Paid Family Leave is an idea whose time has come. 

Let me close with a story told to me by Marjorie Salas, a pediatric oncology nurse in Manhattan. 

She recounted her experience translating for a physician about a child's condition to her family:

I could see her mother's eyes fill with tears and the father hold his daughter a little bit tighter in his arms as I gently told the family nothing else could medically be done to save their 3 year-old’s life. The sadness in the room was overpowering.  After explaining what they might encounter in the next few days, the conversation changed direction dramatically. Could the father take time off from work to spend the last few days of his little girl's life by her side?
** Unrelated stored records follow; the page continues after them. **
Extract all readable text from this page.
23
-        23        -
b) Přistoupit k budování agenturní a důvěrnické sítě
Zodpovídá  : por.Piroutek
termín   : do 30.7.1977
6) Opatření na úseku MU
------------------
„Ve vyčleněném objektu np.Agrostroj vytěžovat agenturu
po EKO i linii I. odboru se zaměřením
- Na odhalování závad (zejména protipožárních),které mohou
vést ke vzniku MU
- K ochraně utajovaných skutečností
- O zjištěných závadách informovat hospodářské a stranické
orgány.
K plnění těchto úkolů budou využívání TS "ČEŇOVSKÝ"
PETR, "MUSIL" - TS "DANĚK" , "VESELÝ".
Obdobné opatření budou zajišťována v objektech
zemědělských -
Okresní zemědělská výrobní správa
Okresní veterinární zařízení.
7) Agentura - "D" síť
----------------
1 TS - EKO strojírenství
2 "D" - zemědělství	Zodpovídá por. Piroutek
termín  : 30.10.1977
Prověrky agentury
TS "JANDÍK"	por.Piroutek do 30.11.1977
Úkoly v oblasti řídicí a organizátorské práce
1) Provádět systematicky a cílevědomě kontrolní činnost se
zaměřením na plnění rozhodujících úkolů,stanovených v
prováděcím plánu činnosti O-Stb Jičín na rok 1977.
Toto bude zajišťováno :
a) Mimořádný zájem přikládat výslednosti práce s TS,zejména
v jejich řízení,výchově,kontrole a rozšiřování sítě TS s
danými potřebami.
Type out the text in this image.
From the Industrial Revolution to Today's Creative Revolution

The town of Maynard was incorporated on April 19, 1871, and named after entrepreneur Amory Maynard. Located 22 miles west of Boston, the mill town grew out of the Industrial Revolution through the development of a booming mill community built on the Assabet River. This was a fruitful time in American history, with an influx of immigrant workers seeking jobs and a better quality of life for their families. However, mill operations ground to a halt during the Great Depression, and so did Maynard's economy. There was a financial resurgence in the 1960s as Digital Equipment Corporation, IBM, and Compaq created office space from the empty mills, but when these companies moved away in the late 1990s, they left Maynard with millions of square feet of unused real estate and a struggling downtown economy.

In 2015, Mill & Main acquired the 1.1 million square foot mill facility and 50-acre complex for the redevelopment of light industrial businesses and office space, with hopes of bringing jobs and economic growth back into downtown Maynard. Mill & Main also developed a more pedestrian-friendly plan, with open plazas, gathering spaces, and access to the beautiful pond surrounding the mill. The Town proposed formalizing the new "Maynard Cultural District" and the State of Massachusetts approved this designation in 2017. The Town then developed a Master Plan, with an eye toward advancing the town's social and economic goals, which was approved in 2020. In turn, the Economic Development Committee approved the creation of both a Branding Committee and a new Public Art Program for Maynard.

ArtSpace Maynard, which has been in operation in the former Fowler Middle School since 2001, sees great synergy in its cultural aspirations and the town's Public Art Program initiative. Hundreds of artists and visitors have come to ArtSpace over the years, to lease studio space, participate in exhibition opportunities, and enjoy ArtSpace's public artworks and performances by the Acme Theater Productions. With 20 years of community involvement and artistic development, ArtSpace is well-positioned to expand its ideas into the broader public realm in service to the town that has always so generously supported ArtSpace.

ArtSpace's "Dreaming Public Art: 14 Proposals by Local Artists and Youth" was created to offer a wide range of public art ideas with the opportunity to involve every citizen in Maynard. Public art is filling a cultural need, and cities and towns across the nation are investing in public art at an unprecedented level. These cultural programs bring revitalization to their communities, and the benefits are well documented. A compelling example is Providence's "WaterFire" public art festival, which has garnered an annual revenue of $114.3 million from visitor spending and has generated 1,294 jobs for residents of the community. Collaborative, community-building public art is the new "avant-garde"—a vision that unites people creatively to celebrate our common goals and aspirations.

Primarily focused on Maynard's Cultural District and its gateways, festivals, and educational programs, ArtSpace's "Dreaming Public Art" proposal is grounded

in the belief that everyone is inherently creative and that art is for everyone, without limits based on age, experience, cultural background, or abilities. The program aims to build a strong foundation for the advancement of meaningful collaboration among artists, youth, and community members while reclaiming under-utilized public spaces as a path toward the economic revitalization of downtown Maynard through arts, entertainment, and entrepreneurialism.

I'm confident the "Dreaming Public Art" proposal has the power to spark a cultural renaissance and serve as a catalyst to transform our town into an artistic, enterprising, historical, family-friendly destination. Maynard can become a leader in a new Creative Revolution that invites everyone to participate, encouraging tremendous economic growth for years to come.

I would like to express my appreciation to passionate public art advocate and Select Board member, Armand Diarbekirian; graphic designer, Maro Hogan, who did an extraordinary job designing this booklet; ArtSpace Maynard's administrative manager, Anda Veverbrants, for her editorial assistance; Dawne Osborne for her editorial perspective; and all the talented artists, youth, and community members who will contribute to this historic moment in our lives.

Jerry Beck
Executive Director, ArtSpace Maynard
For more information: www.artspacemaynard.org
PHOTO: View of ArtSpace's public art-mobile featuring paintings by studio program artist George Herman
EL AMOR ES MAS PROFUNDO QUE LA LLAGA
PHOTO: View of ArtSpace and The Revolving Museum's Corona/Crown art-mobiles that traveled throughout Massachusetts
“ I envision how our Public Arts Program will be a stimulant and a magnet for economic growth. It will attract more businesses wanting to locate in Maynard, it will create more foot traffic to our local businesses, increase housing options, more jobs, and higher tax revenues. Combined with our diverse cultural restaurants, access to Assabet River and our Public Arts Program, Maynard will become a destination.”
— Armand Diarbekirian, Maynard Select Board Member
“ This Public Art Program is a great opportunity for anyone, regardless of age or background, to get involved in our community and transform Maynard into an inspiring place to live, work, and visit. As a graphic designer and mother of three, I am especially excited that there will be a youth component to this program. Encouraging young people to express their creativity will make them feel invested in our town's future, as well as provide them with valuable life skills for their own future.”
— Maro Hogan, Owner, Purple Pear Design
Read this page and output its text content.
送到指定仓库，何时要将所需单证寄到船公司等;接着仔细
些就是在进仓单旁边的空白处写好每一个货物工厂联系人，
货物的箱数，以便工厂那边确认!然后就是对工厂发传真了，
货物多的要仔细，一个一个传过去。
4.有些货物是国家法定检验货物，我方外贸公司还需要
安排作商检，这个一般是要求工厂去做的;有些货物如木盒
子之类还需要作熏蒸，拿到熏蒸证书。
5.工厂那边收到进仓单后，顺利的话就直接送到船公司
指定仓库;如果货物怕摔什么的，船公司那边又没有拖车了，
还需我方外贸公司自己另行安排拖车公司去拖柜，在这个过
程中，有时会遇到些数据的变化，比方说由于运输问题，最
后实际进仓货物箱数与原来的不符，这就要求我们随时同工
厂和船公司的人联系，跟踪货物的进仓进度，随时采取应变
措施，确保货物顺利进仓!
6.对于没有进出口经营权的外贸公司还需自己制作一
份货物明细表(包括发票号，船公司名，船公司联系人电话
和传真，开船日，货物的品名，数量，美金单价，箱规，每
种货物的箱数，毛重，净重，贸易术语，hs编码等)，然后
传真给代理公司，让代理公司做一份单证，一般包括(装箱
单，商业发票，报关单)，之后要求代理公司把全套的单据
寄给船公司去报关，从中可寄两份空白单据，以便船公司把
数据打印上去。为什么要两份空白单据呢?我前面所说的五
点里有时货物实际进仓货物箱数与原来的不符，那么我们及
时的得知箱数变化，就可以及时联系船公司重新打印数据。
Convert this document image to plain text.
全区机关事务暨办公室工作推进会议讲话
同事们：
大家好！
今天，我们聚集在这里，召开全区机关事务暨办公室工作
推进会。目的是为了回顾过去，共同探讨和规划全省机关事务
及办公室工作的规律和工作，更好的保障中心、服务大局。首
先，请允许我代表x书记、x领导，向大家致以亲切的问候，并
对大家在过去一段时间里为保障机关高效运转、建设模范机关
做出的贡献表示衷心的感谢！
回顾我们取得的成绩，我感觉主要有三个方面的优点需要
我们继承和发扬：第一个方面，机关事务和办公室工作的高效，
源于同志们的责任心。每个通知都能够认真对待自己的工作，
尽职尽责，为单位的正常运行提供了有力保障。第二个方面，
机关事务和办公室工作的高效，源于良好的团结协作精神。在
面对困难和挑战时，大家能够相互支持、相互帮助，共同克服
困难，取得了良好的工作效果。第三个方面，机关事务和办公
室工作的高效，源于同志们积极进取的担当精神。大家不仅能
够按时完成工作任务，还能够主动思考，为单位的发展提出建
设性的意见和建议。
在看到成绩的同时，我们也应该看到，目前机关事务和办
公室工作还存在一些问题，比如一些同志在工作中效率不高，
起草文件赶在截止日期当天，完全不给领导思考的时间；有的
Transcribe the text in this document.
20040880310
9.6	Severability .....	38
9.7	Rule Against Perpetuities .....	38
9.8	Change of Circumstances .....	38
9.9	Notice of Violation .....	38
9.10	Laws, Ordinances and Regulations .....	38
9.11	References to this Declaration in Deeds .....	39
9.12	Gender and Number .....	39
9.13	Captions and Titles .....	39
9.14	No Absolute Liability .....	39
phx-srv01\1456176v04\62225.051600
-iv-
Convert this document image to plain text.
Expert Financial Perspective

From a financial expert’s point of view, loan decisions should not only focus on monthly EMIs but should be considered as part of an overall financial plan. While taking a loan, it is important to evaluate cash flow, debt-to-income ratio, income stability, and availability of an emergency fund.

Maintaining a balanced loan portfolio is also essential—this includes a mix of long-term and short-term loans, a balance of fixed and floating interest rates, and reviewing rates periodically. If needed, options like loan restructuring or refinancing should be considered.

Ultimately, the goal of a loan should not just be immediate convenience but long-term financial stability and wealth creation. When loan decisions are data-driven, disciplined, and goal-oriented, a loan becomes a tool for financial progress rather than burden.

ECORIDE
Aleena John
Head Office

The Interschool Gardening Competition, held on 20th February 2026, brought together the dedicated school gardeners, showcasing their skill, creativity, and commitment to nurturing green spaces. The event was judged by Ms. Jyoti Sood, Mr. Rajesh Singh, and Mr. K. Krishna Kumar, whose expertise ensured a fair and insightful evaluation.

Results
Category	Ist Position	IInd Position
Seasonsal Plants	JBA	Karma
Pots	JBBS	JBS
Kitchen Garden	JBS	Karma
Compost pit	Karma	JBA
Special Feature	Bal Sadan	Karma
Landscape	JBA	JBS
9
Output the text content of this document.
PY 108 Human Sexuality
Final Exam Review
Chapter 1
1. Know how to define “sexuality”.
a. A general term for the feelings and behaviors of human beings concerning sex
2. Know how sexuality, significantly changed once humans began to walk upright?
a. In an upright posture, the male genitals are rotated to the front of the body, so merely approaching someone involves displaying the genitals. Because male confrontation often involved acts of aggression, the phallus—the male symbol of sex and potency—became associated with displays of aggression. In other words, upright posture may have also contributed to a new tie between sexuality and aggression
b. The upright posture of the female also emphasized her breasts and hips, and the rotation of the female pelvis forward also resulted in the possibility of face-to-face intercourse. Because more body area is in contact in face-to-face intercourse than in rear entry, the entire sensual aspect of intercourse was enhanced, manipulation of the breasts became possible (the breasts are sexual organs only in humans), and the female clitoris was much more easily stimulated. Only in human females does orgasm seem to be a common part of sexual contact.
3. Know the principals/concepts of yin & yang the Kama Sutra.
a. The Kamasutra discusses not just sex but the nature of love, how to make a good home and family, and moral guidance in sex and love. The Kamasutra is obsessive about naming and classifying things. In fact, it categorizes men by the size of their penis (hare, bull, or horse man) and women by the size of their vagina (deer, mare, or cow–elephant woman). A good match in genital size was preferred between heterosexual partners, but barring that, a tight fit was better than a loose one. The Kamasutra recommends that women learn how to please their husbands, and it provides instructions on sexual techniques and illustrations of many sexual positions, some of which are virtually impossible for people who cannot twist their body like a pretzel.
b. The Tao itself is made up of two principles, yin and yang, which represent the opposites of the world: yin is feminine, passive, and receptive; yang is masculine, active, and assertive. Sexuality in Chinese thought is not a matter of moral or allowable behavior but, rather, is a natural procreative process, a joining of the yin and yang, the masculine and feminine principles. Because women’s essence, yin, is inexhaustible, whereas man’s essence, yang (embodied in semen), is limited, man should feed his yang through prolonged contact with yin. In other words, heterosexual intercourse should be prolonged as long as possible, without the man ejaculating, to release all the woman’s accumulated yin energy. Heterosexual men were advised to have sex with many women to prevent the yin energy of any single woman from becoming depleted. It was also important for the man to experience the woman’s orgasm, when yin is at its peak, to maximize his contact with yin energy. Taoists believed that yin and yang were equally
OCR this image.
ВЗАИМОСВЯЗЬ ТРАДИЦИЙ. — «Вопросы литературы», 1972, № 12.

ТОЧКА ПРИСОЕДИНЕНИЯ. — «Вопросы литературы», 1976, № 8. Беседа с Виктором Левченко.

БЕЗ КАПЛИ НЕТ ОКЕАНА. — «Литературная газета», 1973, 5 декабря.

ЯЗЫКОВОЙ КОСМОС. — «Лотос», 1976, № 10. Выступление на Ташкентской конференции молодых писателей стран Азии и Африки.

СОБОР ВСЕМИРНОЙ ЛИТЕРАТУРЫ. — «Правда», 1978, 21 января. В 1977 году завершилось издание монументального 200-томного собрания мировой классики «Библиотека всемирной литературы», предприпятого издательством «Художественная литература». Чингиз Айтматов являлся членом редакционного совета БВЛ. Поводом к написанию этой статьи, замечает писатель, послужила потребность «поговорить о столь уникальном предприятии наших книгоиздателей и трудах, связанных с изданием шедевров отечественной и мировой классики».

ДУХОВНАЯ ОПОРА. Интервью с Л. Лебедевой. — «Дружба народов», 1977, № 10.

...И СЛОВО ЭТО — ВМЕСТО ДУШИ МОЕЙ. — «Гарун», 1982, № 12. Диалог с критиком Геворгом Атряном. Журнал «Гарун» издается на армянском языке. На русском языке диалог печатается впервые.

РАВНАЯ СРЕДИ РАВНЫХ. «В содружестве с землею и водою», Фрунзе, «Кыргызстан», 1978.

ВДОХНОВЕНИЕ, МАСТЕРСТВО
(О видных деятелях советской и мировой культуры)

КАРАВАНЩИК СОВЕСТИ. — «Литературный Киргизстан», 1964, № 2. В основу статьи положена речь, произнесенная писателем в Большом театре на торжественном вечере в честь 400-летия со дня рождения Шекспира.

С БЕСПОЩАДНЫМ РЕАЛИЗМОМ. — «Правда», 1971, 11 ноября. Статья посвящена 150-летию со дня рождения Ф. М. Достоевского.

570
He chose to be with her and go a week without pay. A week without pay would take a serious financial toll on the family because his wife didn't work, they had another child to support and they had mounting medical bills to pay. How do you ask a parent to make a decision between supporting their family and spending what little time is left with their tiny daughter before she dies?

Your consideration of the legislation being debated today can bring us one step closer to no longer asking parents to make such impossible choices.